Two Italian portraits stand out, both painted in the 15th century. The first is a razor-sharp profile (a mode influenced by the fashion at the time for Roman coins and medallions) by Alesso Baldovinetti of a woman who is clearly a looker: high-plucked forehead, pale skin, rosebud lips, marble-column neck and hair styled like a piece of confectionery. And in case you miss it, there’s a further coded message to her suitor: the family’s coat of arms emblazoned in embroidery on her sleeve. Here is a rich beauty no one would have turned down.

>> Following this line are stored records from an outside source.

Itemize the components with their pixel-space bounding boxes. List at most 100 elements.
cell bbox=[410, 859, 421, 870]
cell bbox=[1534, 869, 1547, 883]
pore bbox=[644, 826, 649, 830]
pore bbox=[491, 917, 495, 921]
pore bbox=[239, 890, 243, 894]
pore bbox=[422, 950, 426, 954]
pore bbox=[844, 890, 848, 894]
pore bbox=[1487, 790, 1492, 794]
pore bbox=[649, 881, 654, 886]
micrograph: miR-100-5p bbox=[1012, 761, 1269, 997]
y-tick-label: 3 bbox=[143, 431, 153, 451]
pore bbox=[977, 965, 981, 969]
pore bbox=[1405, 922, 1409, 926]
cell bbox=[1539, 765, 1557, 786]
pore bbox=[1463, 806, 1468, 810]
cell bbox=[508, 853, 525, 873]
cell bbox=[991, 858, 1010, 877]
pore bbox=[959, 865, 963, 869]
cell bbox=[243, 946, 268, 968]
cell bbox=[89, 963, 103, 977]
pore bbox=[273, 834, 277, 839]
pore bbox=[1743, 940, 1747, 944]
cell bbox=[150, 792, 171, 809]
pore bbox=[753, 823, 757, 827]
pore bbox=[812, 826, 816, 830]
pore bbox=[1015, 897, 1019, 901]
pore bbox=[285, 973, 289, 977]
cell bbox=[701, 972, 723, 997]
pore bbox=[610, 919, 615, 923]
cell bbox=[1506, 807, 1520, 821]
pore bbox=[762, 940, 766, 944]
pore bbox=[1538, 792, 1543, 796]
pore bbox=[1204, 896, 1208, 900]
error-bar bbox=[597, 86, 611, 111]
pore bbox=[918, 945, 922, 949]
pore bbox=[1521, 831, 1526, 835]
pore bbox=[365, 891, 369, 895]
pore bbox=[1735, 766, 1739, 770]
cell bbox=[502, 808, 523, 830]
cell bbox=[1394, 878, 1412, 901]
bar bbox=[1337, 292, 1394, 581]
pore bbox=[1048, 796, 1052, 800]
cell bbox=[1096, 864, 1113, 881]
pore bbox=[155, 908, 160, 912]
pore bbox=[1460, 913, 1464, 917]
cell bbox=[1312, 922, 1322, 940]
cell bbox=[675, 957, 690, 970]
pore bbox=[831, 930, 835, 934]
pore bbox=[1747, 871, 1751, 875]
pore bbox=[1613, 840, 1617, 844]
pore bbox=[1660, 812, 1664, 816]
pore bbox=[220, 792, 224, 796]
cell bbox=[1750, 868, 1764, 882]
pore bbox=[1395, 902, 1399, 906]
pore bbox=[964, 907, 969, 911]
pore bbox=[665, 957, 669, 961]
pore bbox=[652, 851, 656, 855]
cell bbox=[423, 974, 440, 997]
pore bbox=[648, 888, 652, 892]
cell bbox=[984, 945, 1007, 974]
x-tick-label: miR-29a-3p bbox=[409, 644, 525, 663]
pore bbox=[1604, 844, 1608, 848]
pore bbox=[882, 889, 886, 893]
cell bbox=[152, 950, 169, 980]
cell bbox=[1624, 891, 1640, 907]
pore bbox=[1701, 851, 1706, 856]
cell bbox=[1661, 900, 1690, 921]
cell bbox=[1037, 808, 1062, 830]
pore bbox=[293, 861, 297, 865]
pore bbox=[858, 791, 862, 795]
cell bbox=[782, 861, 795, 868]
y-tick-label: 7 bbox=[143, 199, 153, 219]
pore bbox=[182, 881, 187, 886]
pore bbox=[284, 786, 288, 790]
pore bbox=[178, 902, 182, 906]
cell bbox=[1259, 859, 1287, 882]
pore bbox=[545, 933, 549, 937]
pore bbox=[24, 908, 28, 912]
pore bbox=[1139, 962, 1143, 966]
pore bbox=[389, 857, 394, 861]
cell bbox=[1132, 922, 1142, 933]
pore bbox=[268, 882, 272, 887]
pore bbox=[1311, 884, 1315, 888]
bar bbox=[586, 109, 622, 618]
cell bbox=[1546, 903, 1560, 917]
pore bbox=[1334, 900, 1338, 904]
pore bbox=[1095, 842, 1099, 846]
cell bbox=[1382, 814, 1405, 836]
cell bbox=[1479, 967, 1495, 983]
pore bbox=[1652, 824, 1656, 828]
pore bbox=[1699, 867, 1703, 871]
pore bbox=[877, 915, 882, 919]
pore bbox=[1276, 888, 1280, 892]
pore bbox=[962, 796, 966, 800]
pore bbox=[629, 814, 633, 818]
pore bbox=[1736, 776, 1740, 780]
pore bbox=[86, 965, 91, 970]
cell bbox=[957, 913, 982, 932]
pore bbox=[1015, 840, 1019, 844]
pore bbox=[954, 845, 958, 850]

Next to her, a wooden panel painted twenty years later sends out quite a different message, proof perhaps that a gentle humanism was already infiltrating portraiture. We know from its inscription that the woman was Costanza Gaetani, who married into a minor branch of the Medici. But she feels like a real person. Sturdily built, with a jaw that looks like it could crack a walnut, she stares out, seemingly unfazed by the artist’s gaze. You can almost imagine her clambering down from the walls and setting about ordering the household in its daily tasks.

As Burke notes in her book, it is almost fifty years since the American scholar Joan Kelly, in a seminal essay, posed the question ‘Did women have a Renaissance?’ Since then, an army of scholars, of whom Burke is just one, have hunted through the archives to give voice to women who had opinions and minds of their own, even when it came to the serious but thorny question of what they were supposed to look like.